I suppose these past few days have really showed to me how thin my knowledge about 3d is.
I did notice that urhos profiler is really nice, but after playing around with different engines and testing stuff, I realised that what I measured was not exactly what I should be measuring. There were many things said about draw calls, and I figured 1 draw call per model is not so bad and 130 draw calls would be fine.
I noticed that in both libgdx and cocos2dx both I think one of the problems for the slow downs is actually animation. If I use non-animated objects I can put a lot more of those, which made me try more vertices per bone. I subsurfaced my model 2 times, so it had 16 times the verticles in blender. So in blender I had 12530 triangles, which seems to become close to 40k triangles.

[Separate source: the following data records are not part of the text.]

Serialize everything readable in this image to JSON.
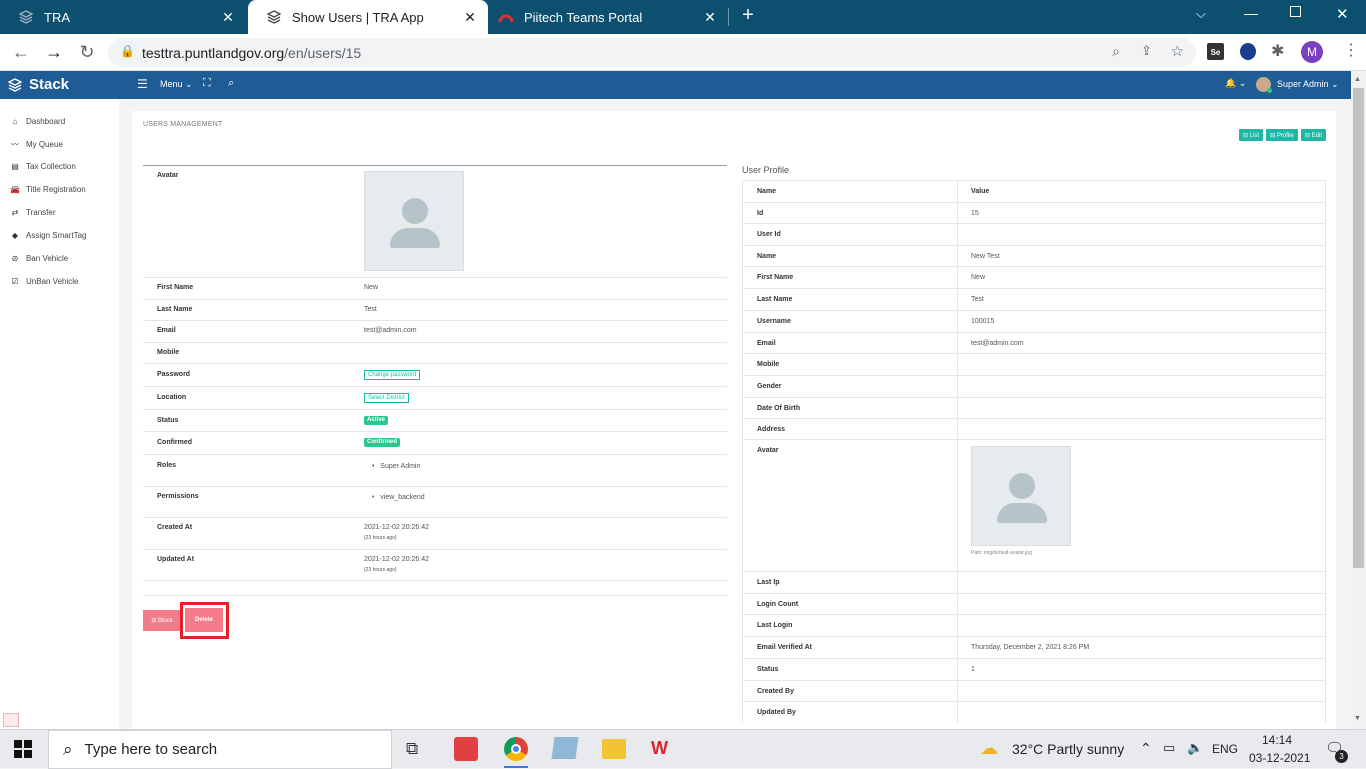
{
  "browser": {
    "tabs": [
      {
        "title": "TRA",
        "active": false
      },
      {
        "title": "Show Users | TRA App",
        "active": true
      },
      {
        "title": "Piitech Teams Portal",
        "active": false
      }
    ],
    "url_host": "testtra.puntlandgov.org",
    "url_path": "/en/users/15",
    "profile_initial": "M",
    "ext_label": "Se"
  },
  "app": {
    "brand": "Stack",
    "menu_label": "Menu",
    "user_name": "Super Admin"
  },
  "sidebar": {
    "items": [
      {
        "label": "Dashboard",
        "icon": "home-icon"
      },
      {
        "label": "My Queue",
        "icon": "trend-icon"
      },
      {
        "label": "Tax Collection",
        "icon": "register-icon"
      },
      {
        "label": "Title Registration",
        "icon": "car-icon"
      },
      {
        "label": "Transfer",
        "icon": "transfer-icon"
      },
      {
        "label": "Assign SmartTag",
        "icon": "tag-icon"
      },
      {
        "label": "Ban Vehicle",
        "icon": "ban-icon"
      },
      {
        "label": "UnBan Vehicle",
        "icon": "check-square-icon"
      }
    ]
  },
  "content": {
    "breadcrumb": "USERS MANAGEMENT",
    "top_buttons": {
      "list": "⊟ List",
      "profile": "⊟ Profile",
      "edit": "⊟ Edit"
    },
    "left_table": {
      "avatar_label": "Avatar",
      "first_name_label": "First Name",
      "first_name": "New",
      "last_name_label": "Last Name",
      "last_name": "Test",
      "email_label": "Email",
      "email": "test@admin.com",
      "mobile_label": "Mobile",
      "password_label": "Password",
      "password_btn": "Change password",
      "location_label": "Location",
      "location_btn": "Select District",
      "status_label": "Status",
      "status_badge": "Active",
      "confirmed_label": "Confirmed",
      "confirmed_badge": "Confirmed",
      "roles_label": "Roles",
      "role": "Super Admin",
      "permissions_label": "Permissions",
      "permission": "view_backend",
      "created_label": "Created At",
      "created": "2021-12-02 20:26:42",
      "created_ago": "(23 hours ago)",
      "updated_label": "Updated At",
      "updated": "2021-12-02 20:26:42",
      "updated_ago": "(23 hours ago)"
    },
    "actions": {
      "block": "⊟ Block",
      "delete": "Delete"
    },
    "profile": {
      "heading": "User Profile",
      "header": {
        "name": "Name",
        "value": "Value"
      },
      "rows": [
        {
          "name": "Id",
          "value": "15"
        },
        {
          "name": "User Id",
          "value": ""
        },
        {
          "name": "Name",
          "value": "New Test"
        },
        {
          "name": "First Name",
          "value": "New"
        },
        {
          "name": "Last Name",
          "value": "Test"
        },
        {
          "name": "Username",
          "value": "100015"
        },
        {
          "name": "Email",
          "value": "test@admin.com"
        },
        {
          "name": "Mobile",
          "value": ""
        },
        {
          "name": "Gender",
          "value": ""
        },
        {
          "name": "Date Of Birth",
          "value": ""
        },
        {
          "name": "Address",
          "value": ""
        }
      ],
      "avatar_label": "Avatar",
      "avatar_path": "Path: img/default-avatar.jpg",
      "rows2": [
        {
          "name": "Last Ip",
          "value": ""
        },
        {
          "name": "Login Count",
          "value": ""
        },
        {
          "name": "Last Login",
          "value": ""
        },
        {
          "name": "Email Verified At",
          "value": "Thursday, December 2, 2021 8:26 PM"
        },
        {
          "name": "Status",
          "value": "1"
        },
        {
          "name": "Created By",
          "value": ""
        },
        {
          "name": "Updated By",
          "value": ""
        }
      ]
    }
  },
  "taskbar": {
    "search_placeholder": "Type here to search",
    "weather": "32°C  Partly sunny",
    "lang": "ENG",
    "time": "14:14",
    "date": "03-12-2021",
    "notifications": "3"
  }
}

So I tried rendering 121 40k triangle animated mesh, to my surprise the fps dropped to around 15 from 30 on cocos2dx, and to 15 from the roughly 50 fps without shadows and 40 with shadows on urho and on libgdx the fps remained 11 like what it was with the old mesh. I guess adding even more triangles would make them all equal, when it fully uses the whole capacity on rendering.
So my conclusion is, that the speed doesn't seem to be issue as long as I understand why the slow downs do happen. Also I am sorry if someone else who has been reading the posts and my own tests have drawn wrong kind of conclusions from my wrong kind of testing methods. At least I myself am now more aware of this.